Native Ad Campaigns – How Big of a Budget Do You Need?
By now, most people know that native ads are among the best ways to monetize content and help with sales in general. But, native advertising also has a significant downside – high market competition.
If you want to get ahead of that competition, you need to invest a significant amount of money for your native ad campaigns to succeed. With that in mind, we’re left with only one conclusion: native ads are not the best options for beginners.
A disclaimer like that will turn off a lot of readers, we know. However, now we can now get into what kind of budget you need as a Media Buyer to be successful with various native advertisement networks.
How Does Your Budget Effect a Native Ad Campaign Outcome?

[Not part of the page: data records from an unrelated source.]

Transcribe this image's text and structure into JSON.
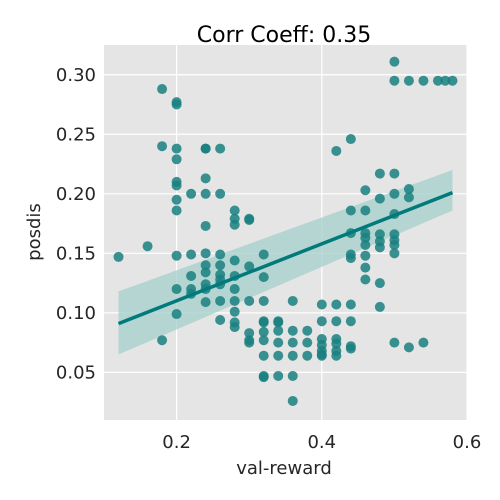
{
  "chart_data": {
    "type": "scatter",
    "title": "Corr Coeff: 0.35",
    "xlabel": "val-reward",
    "ylabel": "posdis",
    "xlim": [
      0.1,
      0.6
    ],
    "ylim": [
      0.01,
      0.325
    ],
    "xticks": [
      0.2,
      0.4,
      0.6
    ],
    "xtick_labels": [
      "0.2",
      "0.4",
      "0.6"
    ],
    "yticks": [
      0.05,
      0.1,
      0.15,
      0.2,
      0.25,
      0.3
    ],
    "ytick_labels": [
      "0.05",
      "0.10",
      "0.15",
      "0.20",
      "0.25",
      "0.30"
    ],
    "grid": true,
    "colors": {
      "background": "#e5e5e5",
      "grid": "#ffffff",
      "points": "#1a8080",
      "line": "#007a7a",
      "band": "#a3cfcb",
      "text": "#262626"
    },
    "points": [
      {
        "x": 0.12,
        "y": 0.147
      },
      {
        "x": 0.16,
        "y": 0.156
      },
      {
        "x": 0.18,
        "y": 0.288
      },
      {
        "x": 0.18,
        "y": 0.24
      },
      {
        "x": 0.18,
        "y": 0.077
      },
      {
        "x": 0.2,
        "y": 0.277
      },
      {
        "x": 0.2,
        "y": 0.275
      },
      {
        "x": 0.2,
        "y": 0.238
      },
      {
        "x": 0.2,
        "y": 0.229
      },
      {
        "x": 0.2,
        "y": 0.21
      },
      {
        "x": 0.2,
        "y": 0.207
      },
      {
        "x": 0.2,
        "y": 0.195
      },
      {
        "x": 0.2,
        "y": 0.186
      },
      {
        "x": 0.2,
        "y": 0.148
      },
      {
        "x": 0.2,
        "y": 0.12
      },
      {
        "x": 0.2,
        "y": 0.099
      },
      {
        "x": 0.22,
        "y": 0.2
      },
      {
        "x": 0.22,
        "y": 0.149
      },
      {
        "x": 0.22,
        "y": 0.131
      },
      {
        "x": 0.22,
        "y": 0.12
      },
      {
        "x": 0.22,
        "y": 0.116
      },
      {
        "x": 0.24,
        "y": 0.238
      },
      {
        "x": 0.24,
        "y": 0.238
      },
      {
        "x": 0.24,
        "y": 0.213
      },
      {
        "x": 0.24,
        "y": 0.2
      },
      {
        "x": 0.24,
        "y": 0.173
      },
      {
        "x": 0.24,
        "y": 0.15
      },
      {
        "x": 0.24,
        "y": 0.14
      },
      {
        "x": 0.24,
        "y": 0.134
      },
      {
        "x": 0.24,
        "y": 0.124
      },
      {
        "x": 0.24,
        "y": 0.12
      },
      {
        "x": 0.24,
        "y": 0.109
      },
      {
        "x": 0.26,
        "y": 0.238
      },
      {
        "x": 0.26,
        "y": 0.2
      },
      {
        "x": 0.26,
        "y": 0.149
      },
      {
        "x": 0.26,
        "y": 0.14
      },
      {
        "x": 0.26,
        "y": 0.132
      },
      {
        "x": 0.26,
        "y": 0.128
      },
      {
        "x": 0.26,
        "y": 0.124
      },
      {
        "x": 0.26,
        "y": 0.11
      },
      {
        "x": 0.26,
        "y": 0.094
      },
      {
        "x": 0.28,
        "y": 0.186
      },
      {
        "x": 0.28,
        "y": 0.179
      },
      {
        "x": 0.28,
        "y": 0.174
      },
      {
        "x": 0.28,
        "y": 0.144
      },
      {
        "x": 0.28,
        "y": 0.131
      },
      {
        "x": 0.28,
        "y": 0.12
      },
      {
        "x": 0.28,
        "y": 0.11
      },
      {
        "x": 0.28,
        "y": 0.101
      },
      {
        "x": 0.28,
        "y": 0.092
      },
      {
        "x": 0.28,
        "y": 0.088
      },
      {
        "x": 0.3,
        "y": 0.179
      },
      {
        "x": 0.3,
        "y": 0.178
      },
      {
        "x": 0.3,
        "y": 0.139
      },
      {
        "x": 0.3,
        "y": 0.11
      },
      {
        "x": 0.3,
        "y": 0.083
      },
      {
        "x": 0.3,
        "y": 0.077
      },
      {
        "x": 0.3,
        "y": 0.075
      },
      {
        "x": 0.32,
        "y": 0.149
      },
      {
        "x": 0.32,
        "y": 0.13
      },
      {
        "x": 0.32,
        "y": 0.11
      },
      {
        "x": 0.32,
        "y": 0.093
      },
      {
        "x": 0.32,
        "y": 0.092
      },
      {
        "x": 0.32,
        "y": 0.084
      },
      {
        "x": 0.32,
        "y": 0.077
      },
      {
        "x": 0.32,
        "y": 0.064
      },
      {
        "x": 0.32,
        "y": 0.047
      },
      {
        "x": 0.32,
        "y": 0.046
      },
      {
        "x": 0.34,
        "y": 0.093
      },
      {
        "x": 0.34,
        "y": 0.092
      },
      {
        "x": 0.34,
        "y": 0.085
      },
      {
        "x": 0.34,
        "y": 0.075
      },
      {
        "x": 0.34,
        "y": 0.064
      },
      {
        "x": 0.34,
        "y": 0.047
      },
      {
        "x": 0.36,
        "y": 0.11
      },
      {
        "x": 0.36,
        "y": 0.085
      },
      {
        "x": 0.36,
        "y": 0.075
      },
      {
        "x": 0.36,
        "y": 0.064
      },
      {
        "x": 0.36,
        "y": 0.047
      },
      {
        "x": 0.36,
        "y": 0.026
      },
      {
        "x": 0.38,
        "y": 0.085
      },
      {
        "x": 0.38,
        "y": 0.075
      },
      {
        "x": 0.38,
        "y": 0.064
      },
      {
        "x": 0.4,
        "y": 0.107
      },
      {
        "x": 0.4,
        "y": 0.093
      },
      {
        "x": 0.4,
        "y": 0.078
      },
      {
        "x": 0.4,
        "y": 0.073
      },
      {
        "x": 0.4,
        "y": 0.068
      },
      {
        "x": 0.4,
        "y": 0.065
      },
      {
        "x": 0.4,
        "y": 0.064
      },
      {
        "x": 0.42,
        "y": 0.236
      },
      {
        "x": 0.42,
        "y": 0.107
      },
      {
        "x": 0.42,
        "y": 0.093
      },
      {
        "x": 0.42,
        "y": 0.078
      },
      {
        "x": 0.42,
        "y": 0.074
      },
      {
        "x": 0.42,
        "y": 0.068
      },
      {
        "x": 0.42,
        "y": 0.064
      },
      {
        "x": 0.44,
        "y": 0.246
      },
      {
        "x": 0.44,
        "y": 0.186
      },
      {
        "x": 0.44,
        "y": 0.167
      },
      {
        "x": 0.44,
        "y": 0.149
      },
      {
        "x": 0.44,
        "y": 0.146
      },
      {
        "x": 0.44,
        "y": 0.107
      },
      {
        "x": 0.44,
        "y": 0.093
      },
      {
        "x": 0.44,
        "y": 0.072
      },
      {
        "x": 0.44,
        "y": 0.07
      },
      {
        "x": 0.46,
        "y": 0.203
      },
      {
        "x": 0.46,
        "y": 0.186
      },
      {
        "x": 0.46,
        "y": 0.167
      },
      {
        "x": 0.46,
        "y": 0.163
      },
      {
        "x": 0.46,
        "y": 0.157
      },
      {
        "x": 0.46,
        "y": 0.148
      },
      {
        "x": 0.46,
        "y": 0.138
      },
      {
        "x": 0.46,
        "y": 0.128
      },
      {
        "x": 0.48,
        "y": 0.217
      },
      {
        "x": 0.48,
        "y": 0.196
      },
      {
        "x": 0.48,
        "y": 0.166
      },
      {
        "x": 0.48,
        "y": 0.16
      },
      {
        "x": 0.48,
        "y": 0.155
      },
      {
        "x": 0.48,
        "y": 0.125
      },
      {
        "x": 0.48,
        "y": 0.105
      },
      {
        "x": 0.5,
        "y": 0.311
      },
      {
        "x": 0.5,
        "y": 0.295
      },
      {
        "x": 0.5,
        "y": 0.217
      },
      {
        "x": 0.5,
        "y": 0.2
      },
      {
        "x": 0.5,
        "y": 0.183
      },
      {
        "x": 0.5,
        "y": 0.166
      },
      {
        "x": 0.5,
        "y": 0.161
      },
      {
        "x": 0.5,
        "y": 0.157
      },
      {
        "x": 0.5,
        "y": 0.15
      },
      {
        "x": 0.5,
        "y": 0.075
      },
      {
        "x": 0.52,
        "y": 0.295
      },
      {
        "x": 0.52,
        "y": 0.204
      },
      {
        "x": 0.52,
        "y": 0.197
      },
      {
        "x": 0.52,
        "y": 0.071
      },
      {
        "x": 0.54,
        "y": 0.295
      },
      {
        "x": 0.54,
        "y": 0.075
      },
      {
        "x": 0.56,
        "y": 0.295
      },
      {
        "x": 0.57,
        "y": 0.295
      },
      {
        "x": 0.58,
        "y": 0.295
      }
    ],
    "regression": {
      "x": [
        0.12,
        0.58
      ],
      "y": [
        0.091,
        0.201
      ],
      "ci_lower": [
        0.065,
        0.186
      ],
      "ci_upper": [
        0.118,
        0.22
      ]
    }
  }
}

The size of your budget can have snowballing effects on the success of your ad campaigns. With a larger budget, you can perform more tests with various banners. In turn, if you have higher quality banners, you can attract more quality traffic.
The flipside to this is that a smaller budget lowers your chances of succeeding. A small budget combined with an inexperienced Media Buyer can even result in a total disaster. In the worst case scenario, you can both lose all of the money you’ve invested, besides not learning anything from the whole experience.
How Much Money Does a Beginner Media Buyer Need?
We’d love to give you a specific amount, but there is no sure answer. Starting a campaign on a Native Advertising Network can require anywhere from $5,000 to over $20,000 depending on who’s opinion and experience you rely on. If you say that’s a vast range, we agree. However, here’s a list of what your native ad campaign budget will depend on:
- The number of banners that you need
- The number of content spots a Native Ad Network offers
- The conversion difficulty and the pay payout per lead
- The affiliate marketing spy tools that you use
How to Come up with a Strategy?
Your first order of business should be to use the spy tools at your disposal to analyze both the competition and the market as a whole but don’t rush. After your research is complete, you should know which targeting options are best for you and what kind of banners you need to make. You can analyze ads that get the most views and run for at least a week. They will give test ideas for landers and offers.
The next step is to form a whitelist and blacklist. See which network spots have the best prices, and then compile sites with conversion rates that are positive. These will be the best sources for native ads with the most potential to make you money. Hedge your risks by investing 80% of what each lead pays out. Losing some money at first is inevitable, but try to earn valuable experience in the process. Once you see a spot is unprofitable, add it to your blacklist.
Overall, with a bigger budget, you can test more sites. This can be expensive if, for instance, you spend $10 on 1000 spots and lose $10,000 in the process. However, if you can take the loss, then you have 1000 sites in your blacklist and a much better chance of your next campaign succeeding.